これが鎌田のパス、南野の得点への意識というそれぞれの特徴を生かすことになりました。
後半8分に中島(翔哉)のクロスに対してファーサイドの南野が相手マーカーを外して頭で合わせて先制点。3分後に酒井(宏樹)のグラウンダークロスを南野が上手くヒールで流し込んで2-0。立て続けにゴールを奪ったことで、タジキスタンの戦意を奪うことに成功しました。
鎌田、南野以外も後半いいプレーが増えました。例えば右サイドの堂安(律)。タイミングよく中に入ってきてボールを受けることで、攻撃のリズムを作っていきました。中央、サイドとボールを動かして相手を揺さぶった。
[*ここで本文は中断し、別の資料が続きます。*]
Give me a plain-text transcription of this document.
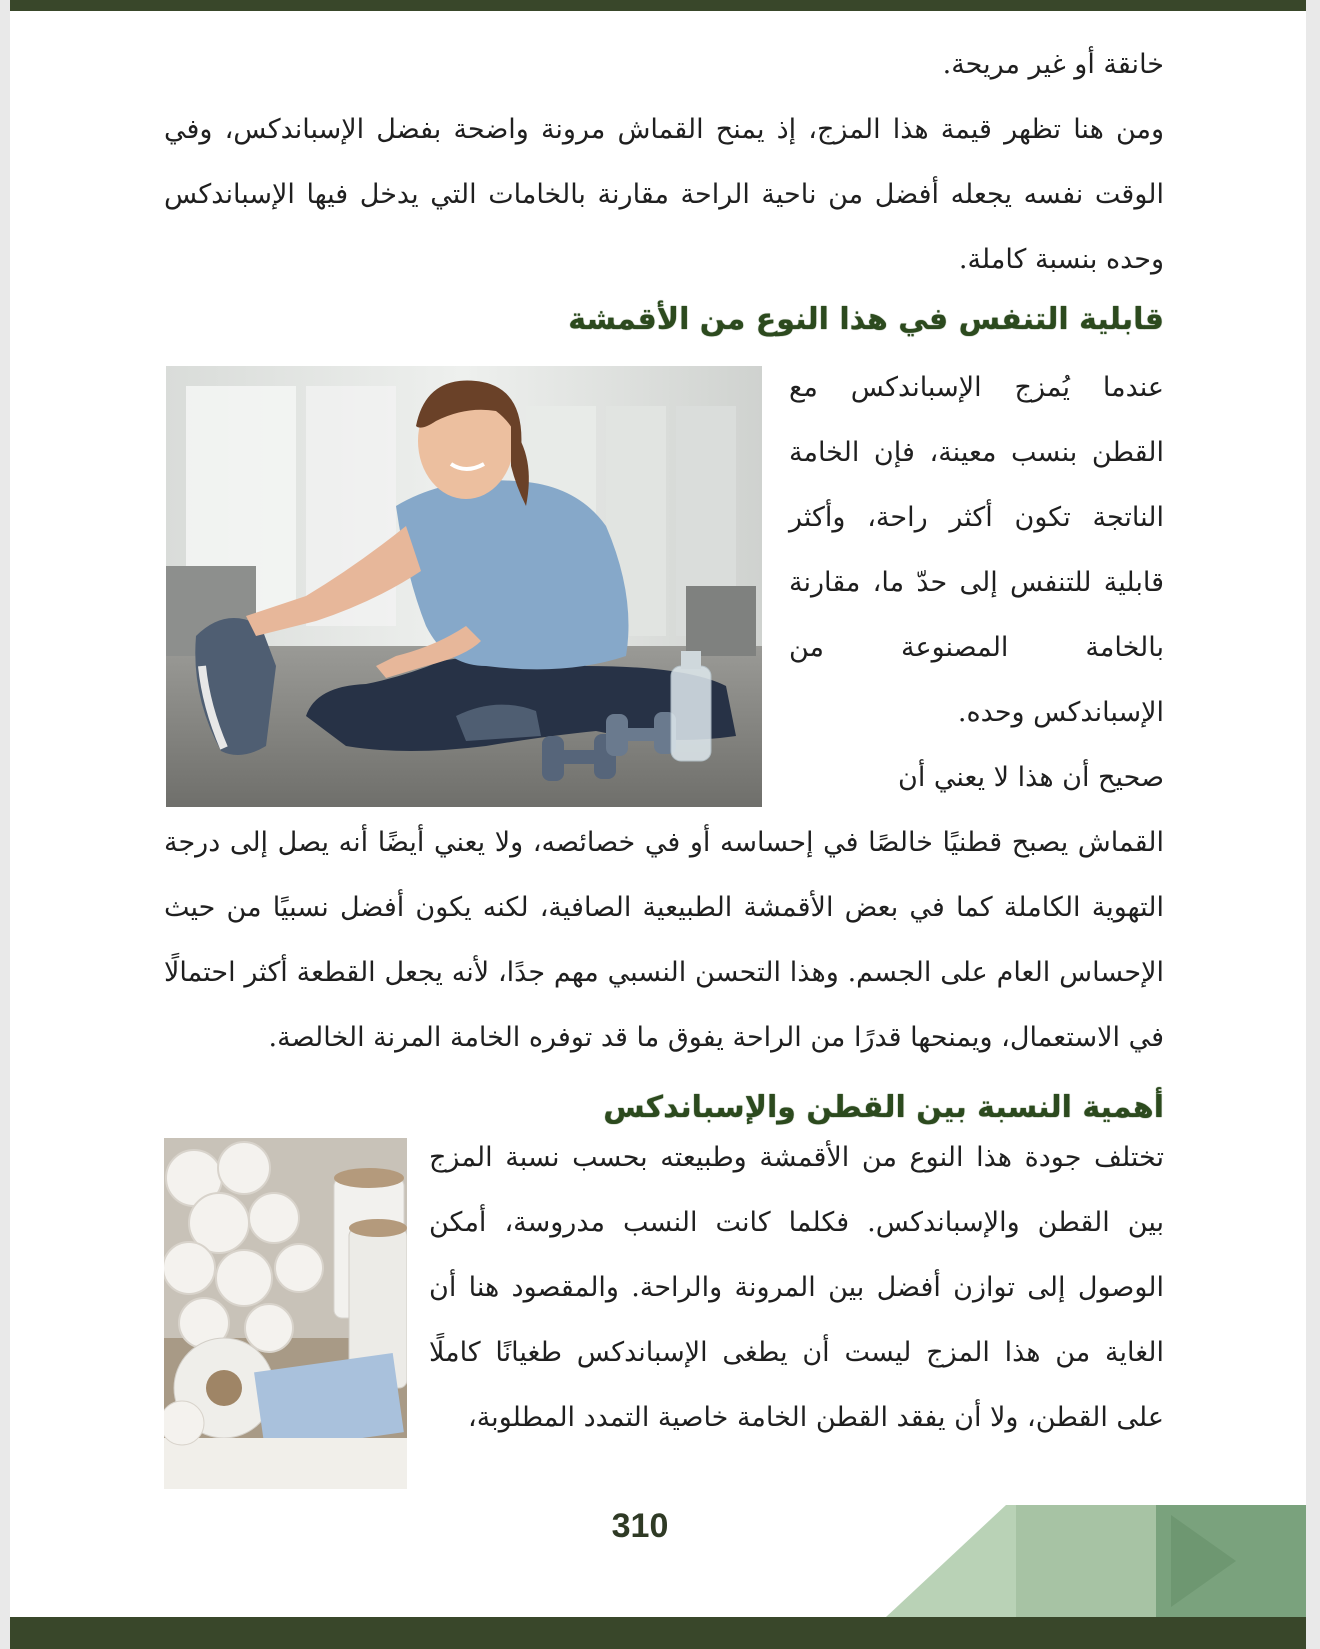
خانقة أو غير مريحة.

ومن هنا تظهر قيمة هذا المزج، إذ يمنح القماش مرونة واضحة بفضل الإسباندكس، وفي الوقت نفسه يجعله أفضل من ناحية الراحة مقارنة بالخامات التي يدخل فيها الإسباندكس وحده بنسبة كاملة.

قابلية التنفس في هذا النوع من الأقمشة

عندما يُمزج الإسباندكس مع القطن بنسب معينة، فإن الخامة الناتجة تكون أكثر راحة، وأكثر قابلية للتنفس إلى حدّ ما، مقارنة بالخامة المصنوعة من الإسباندكس وحده.

صحيح أن هذا لا يعني أن

القماش يصبح قطنيًا خالصًا في إحساسه أو في خصائصه، ولا يعني أيضًا أنه يصل إلى درجة التهوية الكاملة كما في بعض الأقمشة الطبيعية الصافية، لكنه يكون أفضل نسبيًا من حيث الإحساس العام على الجسم. وهذا التحسن النسبي مهم جدًا، لأنه يجعل القطعة أكثر احتمالًا في الاستعمال، ويمنحها قدرًا من الراحة يفوق ما قد توفره الخامة المرنة الخالصة.

أهمية النسبة بين القطن والإسباندكس

تختلف جودة هذا النوع من الأقمشة وطبيعته بحسب نسبة المزج بين القطن والإسباندكس. فكلما كانت النسب مدروسة، أمكن الوصول إلى توازن أفضل بين المرونة والراحة. والمقصود هنا أن الغاية من هذا المزج ليست أن يطغى الإسباندكس طغيانًا كاملًا على القطن، ولا أن يفقد القطن الخامة خاصية التمدد المطلوبة،

310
序盤こそ運動量があったタジキスタンも、これを繰り返されたことで足が止まった。浅野(拓磨)がヘディングで決めた3点目も、プレッシャーのかからなかった酒井が狙い通りのクロスを上げられましたね。
相手の狙いどころを見つけてしっかりと叩く。
前半は決してうまく試合を運べたわけではないけど、相手の狙いどころを見つけてしっかりと叩く。アジア2次予選のレベルとはいえ、それを実行できるのは地力がある証拠だと思います。
このW杯予選では守備も安定していて、そこでの安心感が攻撃にもつながっています。冨安(健洋)のモンゴル戦での負傷離脱は少し痛手でしたが、ボールを奪われた後にサボる選手はいないし、無駄なファールを犯さない、人数が足りない状況で慌てて飛び込まないなど、組織的な規律も取れていました。
特にモンゴル戦では奪われた直後にプレッシャーを激しくかけることで、モンゴルに全く攻撃の形を与えなかった。レベル差はあるけど、気の緩みがなかったからこそ90分間にわたって試合を支配し続け、6-0の圧勝になったわけです。